Several moldable materials, currently or formerly used in dental clinics, have been evaluated as tissue equivalent bolus materials. Polyflex, a hydrocolloid from DentsPly® was found to be near water equivalent for electron and photon beams. It was also inexpensive, readily available, and held up well over time. Another commercially available bolus material is Aquaplast RT® thermoplastic from WFR®. Aquaplast RT™ is a new type of bolus material that can be easily molded and conformed to the curvature of skin, with the equivalence to soft tissue in radiation interaction. Another commercially available material is Jeltrate® Plus from DentsPly®. Other materials investigated for bolus use include solid water, paraffin, superflab, wet gauze, wet sheets, PlayDoh®, and gauze embedded with petroleum jelly.
Because of concern over dosimetry and dosage uniformity, many companies are developing dosimeters that allow real time radiation dosage measurements, so that dosage can be more precisely controlled, rather than estimated.
Plastic scintillation detectors (PSDs) are promising as dosimeters for in vivo dosimetry due to their favorable dosimetric characteristics, including water-equivalence, energy independence, dose linearity, and resistance to radiation damage. Once calibrated, PSDs do not require conversion and/or correction factors as needed for some other commonly used detectors to convert the dosimeter reading to absorbed dose. Furthermore, due to their small detecting volume, plastic scintillation detectors exhibit excellent spatial resolution. The plastic scintillating element in a PSD consists of organic scintillating molecules in a polymerized solvent that emits light proportionally to the ionizing radiation dose delivered to its sensitive volume. The light is emitted within nanoseconds and therefore PSDs can be used for real-time applications. The scintillation light produced is transmitted to a photodetector using a clear optical fiber guide.
The use of plastic optical fiber as optical guides makes the PSDs completely water-equivalent and will not perturb the energy deposition process. One drawback concerning these detectors is the radiation-induced light arising in the optical fibers, a combination of Cerenkov emission and fluorescence. This phenomenon has been addressed by several investigators, and a difference in the ratio between measured and expected dose values of PSD measurements being less than 1% has been achieved. These detectors have not yet been accepted into standard clinical practice, because until recently they were not commercially available.

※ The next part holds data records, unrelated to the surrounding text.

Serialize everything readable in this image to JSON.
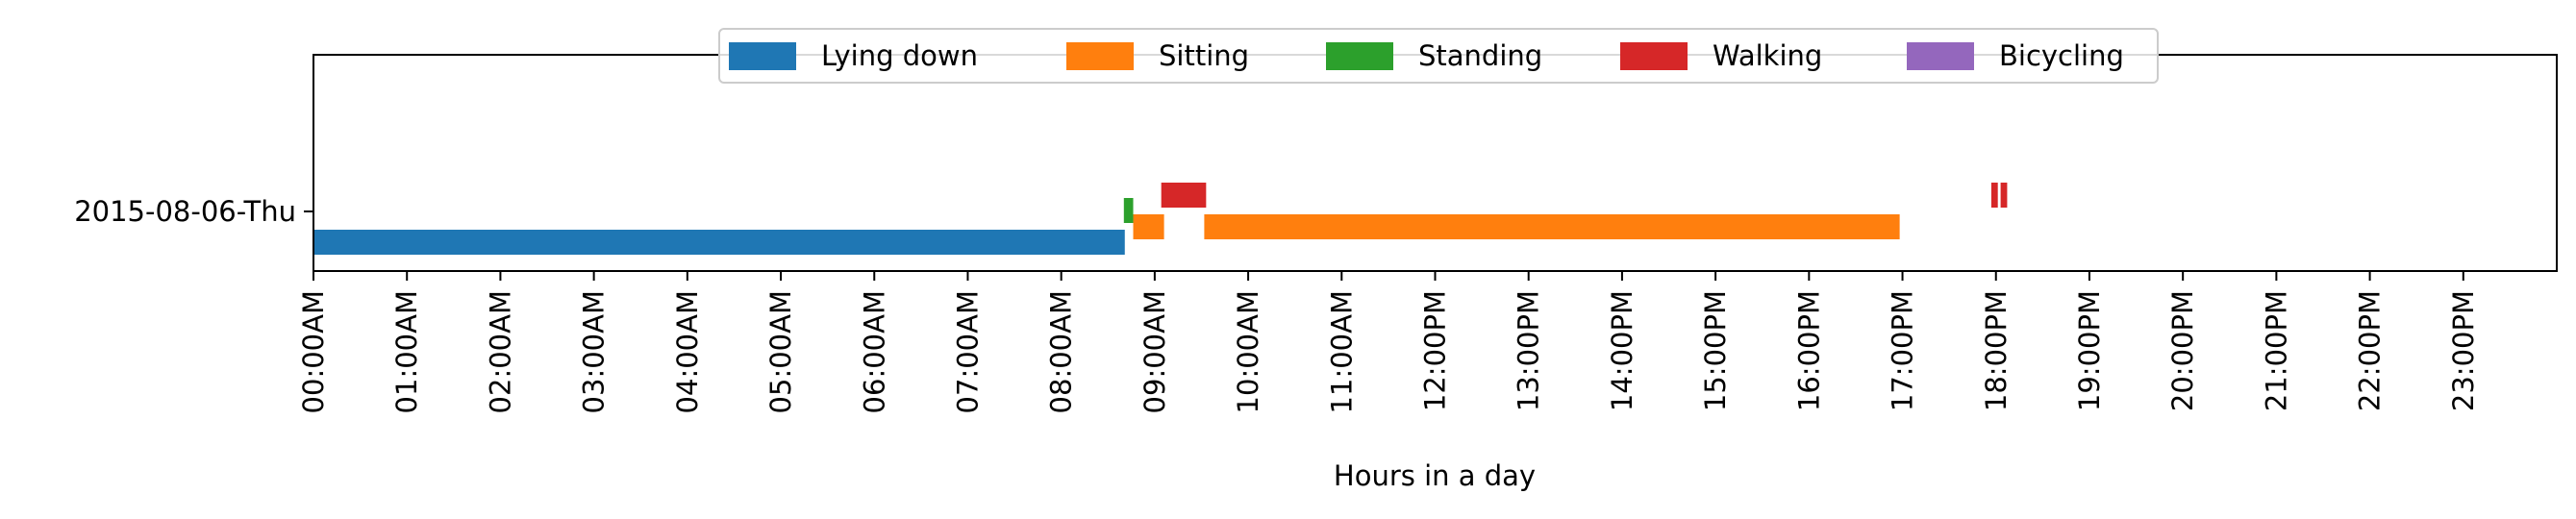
{
  "chart_data": {
    "type": "bar",
    "orientation": "horizontal",
    "xlabel": "Hours in a day",
    "ylabel": "",
    "xlim": [
      0,
      24
    ],
    "grid": false,
    "legend_position": "top-center",
    "y_categories": [
      "2015-08-06-Thu"
    ],
    "x_tick_values": [
      0,
      1,
      2,
      3,
      4,
      5,
      6,
      7,
      8,
      9,
      10,
      11,
      12,
      13,
      14,
      15,
      16,
      17,
      18,
      19,
      20,
      21,
      22,
      23
    ],
    "x_tick_labels": [
      "00:00AM",
      "01:00AM",
      "02:00AM",
      "03:00AM",
      "04:00AM",
      "05:00AM",
      "06:00AM",
      "07:00AM",
      "08:00AM",
      "09:00AM",
      "10:00AM",
      "11:00AM",
      "12:00PM",
      "13:00PM",
      "14:00PM",
      "15:00PM",
      "16:00PM",
      "17:00PM",
      "18:00PM",
      "19:00PM",
      "20:00PM",
      "21:00PM",
      "22:00PM",
      "23:00PM"
    ],
    "series": [
      {
        "name": "Lying down",
        "color": "#1f77b4",
        "intervals": [
          [
            0.0,
            8.68
          ]
        ]
      },
      {
        "name": "Sitting",
        "color": "#ff7f0e",
        "intervals": [
          [
            8.77,
            9.1
          ],
          [
            9.53,
            16.97
          ]
        ]
      },
      {
        "name": "Standing",
        "color": "#2ca02c",
        "intervals": [
          [
            8.67,
            8.77
          ]
        ]
      },
      {
        "name": "Walking",
        "color": "#d62728",
        "intervals": [
          [
            9.07,
            9.55
          ],
          [
            17.95,
            18.02
          ],
          [
            18.05,
            18.12
          ]
        ]
      },
      {
        "name": "Bicycling",
        "color": "#9467bd",
        "intervals": []
      }
    ]
  }
}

Several skin patch sensors are available, but most are simple sensors attached to an adhesive patch, and many are not capable of real time dosimetry. Further, none have been combined with bolus, so as to allow uniform distribution over irregular surfaces.
US20100127181, titled Radiation Sensor Arrays For Use With Brachytherapy, provides disposable single-use radiation sensor patches using MOFSETs that have adhesive means onto the skin of a patient to evaluate the radiation dose delivered during a treatment session. The sensor patches are configured to be minimally obtrusive and operate without the use of externally extending power chords or lead wires. However, the skin patch is conventional. Additionally, the system is not real time, requiring the oncologist contact the sensor patch with a dose-reader device after the administering step to obtain data associated with a change in an operational parameter in the dosimeter sensor patch. U.S. Pat. No. 7,897,927 describes readers for same.
What is needed in the art are even better skin sensors for dosimetry. Such sensors would preferably be capable of real time dosimetry and cost effective, as well as combinable with bolus.